IDC6940 Final Project

Author

Delanyce Rose & Richard Henry

Published

July 7, 2025

Week 3

This week we continued reading about deep learning models for symbolic regression and started looking at papers published after the PySR revision of May 2023.

Martius & Lampert (2016) “Extrapolation and Learning Equations”

URL

Goal

Find a model from data which can extrapolate well outside the range of the data it was trained on

Importance

Unknown at this point

Solution

The approach to the problem taken by the authors was a surprise to the student.

  1. They replace the activation function (e.g. ‘relu’) with trancendental functions such as sine and cosine.
  2. Each layer will have multiple (different) activation functions in parallel.
  3. Each activation function services a small number of nodes (like 2)
  4. Then they used regularization to force small weights to zero
  5. After training, the final equation can be revealed by tracing the non-zero weights in the neural network.

Results

Sahoo et al point out that the algorithm does not handle division!

Sahoo, Lampert & Martius (2018) “Learning Equations for Extrapolation and Control”

URL

Goal

In this follow-up paper to the one above, the authors address two weaknesses of the original method:

  1. Adding division capability
  2. Improving model selection

Importance

Unknown at this point.

Solution

Division

Other papers on symbolic regression have discussed the issues of numerical overflow and underflow and how they wreck havoc on our calculations of “fitness”. The protected division introduced here simply sets the result to zero for “bad” divisors. This works for a neural network as it kills the back-propagation of information past the division-by-zero point for that particular record.

Selection

The original paper, the model was chosen based on ranked validation error and ranked sparsity. In this revision, the authors decided it was better to normalize error and sparsity rather than rank them.

Interestingly, if “outlier” data is not excluded as we want the model to perform well at these extremes (or beyond), the authors found that the “sparsity term loses its importance”.

Results

Petersen et al point out “that the authors make several simplifications to the search space, ultimately precluding learning certain simple classes of expressions”

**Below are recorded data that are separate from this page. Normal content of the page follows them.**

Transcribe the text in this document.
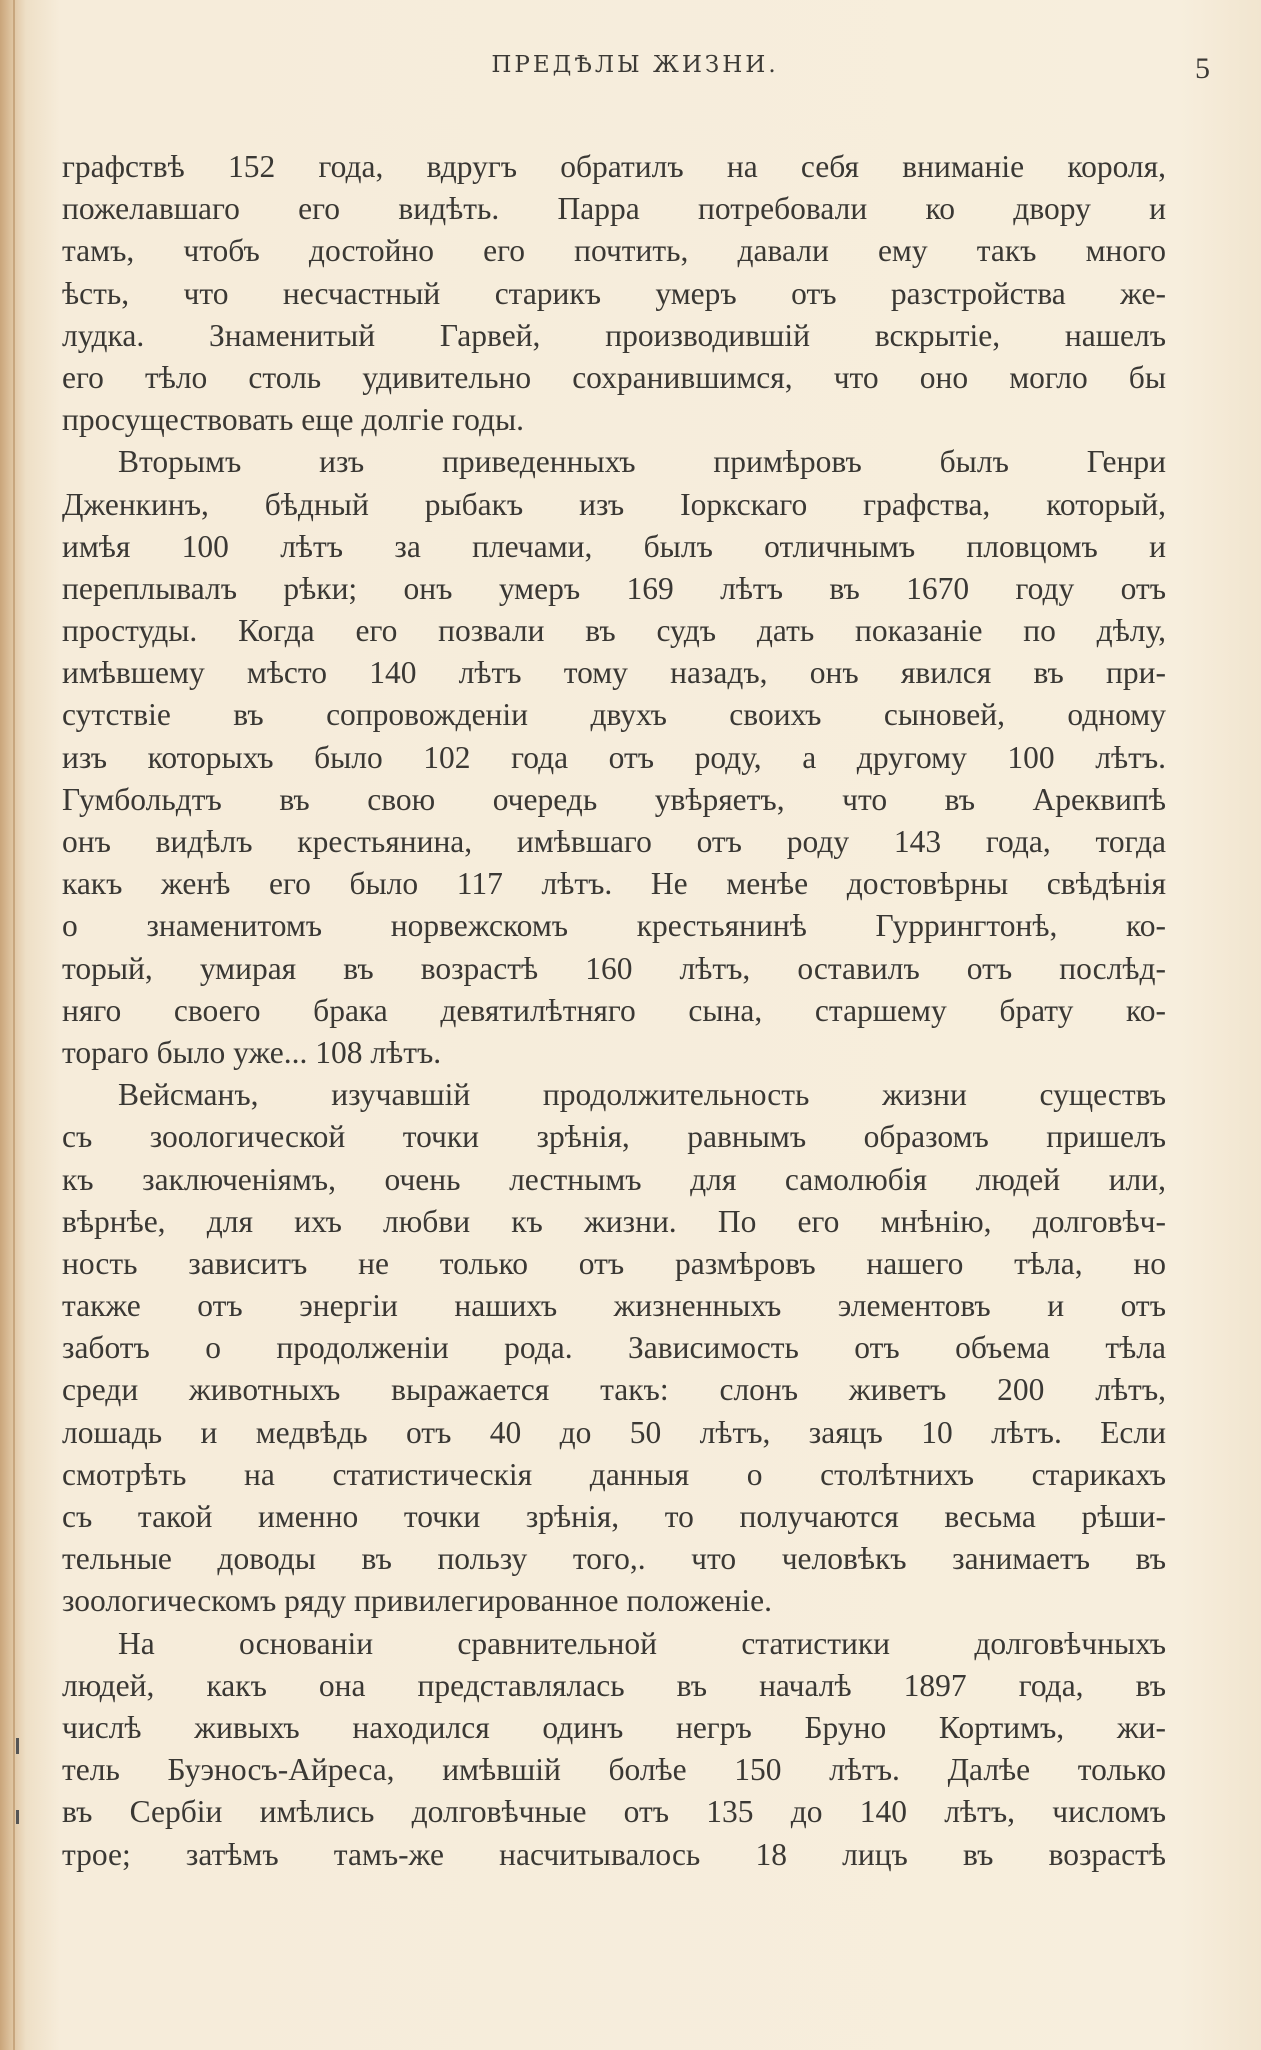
ПРЕДѢЛЫ ЖИЗНИ.	5
графствѣ 152 года, вдругъ обратилъ на себя вниманіе короля,
пожелавшаго его видѣть. Парра потребовали ко двору и
тамъ, чтобъ достойно его почтить, давали ему такъ много
ѣсть, что несчастный старикъ умеръ отъ разстройства же-
лудка. Знаменитый Гарвей, производившій вскрытіе, нашелъ
его тѣло столь удивительно сохранившимся, что оно могло бы
просуществовать еще долгіе годы.
Вторымъ изъ приведенныхъ примѣровъ былъ Генри
Дженкинъ, бѣдный рыбакъ изъ Іоркскаго графства, который,
имѣя 100 лѣтъ за плечами, былъ отличнымъ пловцомъ и
переплывалъ рѣки; онъ умеръ 169 лѣтъ въ 1670 году отъ
простуды. Когда его позвали въ судъ дать показаніе по дѣлу,
имѣвшему мѣсто 140 лѣтъ тому назадъ, онъ явился въ при-
сутствіе въ сопровожденіи двухъ своихъ сыновей, одному
изъ которыхъ было 102 года отъ роду, а другому 100 лѣтъ.
Гумбольдтъ въ свою очередь увѣряетъ, что въ Ареквипѣ
онъ видѣлъ крестьянина, имѣвшаго отъ роду 143 года, тогда
какъ женѣ его было 117 лѣтъ. Не менѣе достовѣрны свѣдѣнія
о знаменитомъ норвежскомъ крестьянинѣ Гуррингтонѣ, ко-
торый, умирая въ возрастѣ 160 лѣтъ, оставилъ отъ послѣд-
няго своего брака девятилѣтняго сына, старшему брату ко-
тораго было уже... 108 лѣтъ.
Вейсманъ, изучавшій продолжительность жизни существъ
съ зоологической точки зрѣнія, равнымъ образомъ пришелъ
къ заключеніямъ, очень лестнымъ для самолюбія людей или,
вѣрнѣе, для ихъ любви къ жизни. По его мнѣнію, долговѣч-
ность зависитъ не только отъ размѣровъ нашего тѣла, но
также отъ энергіи нашихъ жизненныхъ элементовъ и отъ
заботъ о продолженіи рода. Зависимость отъ объема тѣла
среди животныхъ выражается такъ: слонъ живетъ 200 лѣтъ,
лошадь и медвѣдь отъ 40 до 50 лѣтъ, заяцъ 10 лѣтъ. Если
смотрѣть на статистическія данныя о столѣтнихъ старикахъ
съ такой именно точки зрѣнія, то получаются весьма рѣши-
тельные доводы въ пользу того,. что человѣкъ занимаетъ въ
зоологическомъ ряду привилегированное положеніе.
На основаніи сравнительной статистики долговѣчныхъ
людей, какъ она представлялась въ началѣ 1897 года, въ
числѣ живыхъ находился одинъ негръ Бруно Кортимъ, жи-
тель Буэносъ-Айреса, имѣвшій болѣе 150 лѣтъ. Далѣе только
въ Сербіи имѣлись долговѣчные отъ 135 до 140 лѣтъ, числомъ
трое; затѣмъ тамъ-же насчитывалось 18 лицъ въ возрастѣ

Petersen et al (2021) “Deep Symbolic Regression: Recovering Mathematical Expressions from Data via Risk-Seeking Policy Gradients”

URL

Goal

Find an efficient way to apply neural networks to Symbolic Regression.

Importance

“DSR” won first place in the Real World Track of the the 2022 SRBench Symbolic Regression Competition.

Solution

  1. Elements that can be used to make up an expression (eg “sin” or “+”) are sampled from a probability distribution, put together as an expression, and that expression used to estimate the dependent variables of the dataset.
  2. Based on the fitness of that expression, the probability distribution is adjusted. This “memory” is provided by a recurrent neural network.
  3. The weights of the RNN are adjusted not to optimize the average performance of the generated expressions, but to optimize the best case performance of the generated expressions.

Results

This algorithm was apparently published before the SRBench benchmarks were published. The authors claim that the algorithm exceeded the performance of the gold-standard closed-source algorithm on some older benchmarks.

Landajuela et al (2022) “A Unified Framework for Deep Symbolic Regression”

URL

Goal

Find a way to integrate disparate approaches to Symbolic Regression

Importance

This is a follow-up paper to the one above, and may actually be the algorithm that won the competition.

Solution

Identify the strengths and weaknesses of the following 5 technologies

  • AI Feynman “AIF”

  • Deep Symbolic Regression “DSR”(paper above)

  • Large Scale Pre-Training “LSPT” (paper below)

  • Genetic Programming “GP”

  • Linear Models “LM”

Next, carefully combine them to neutralize the identified weaknesses. The typical workflow looks like this:

DSR->AIF->LM->GP->LSPT

Results

Appears to be the top performer against the SRBench benchmarks at the time of publishing.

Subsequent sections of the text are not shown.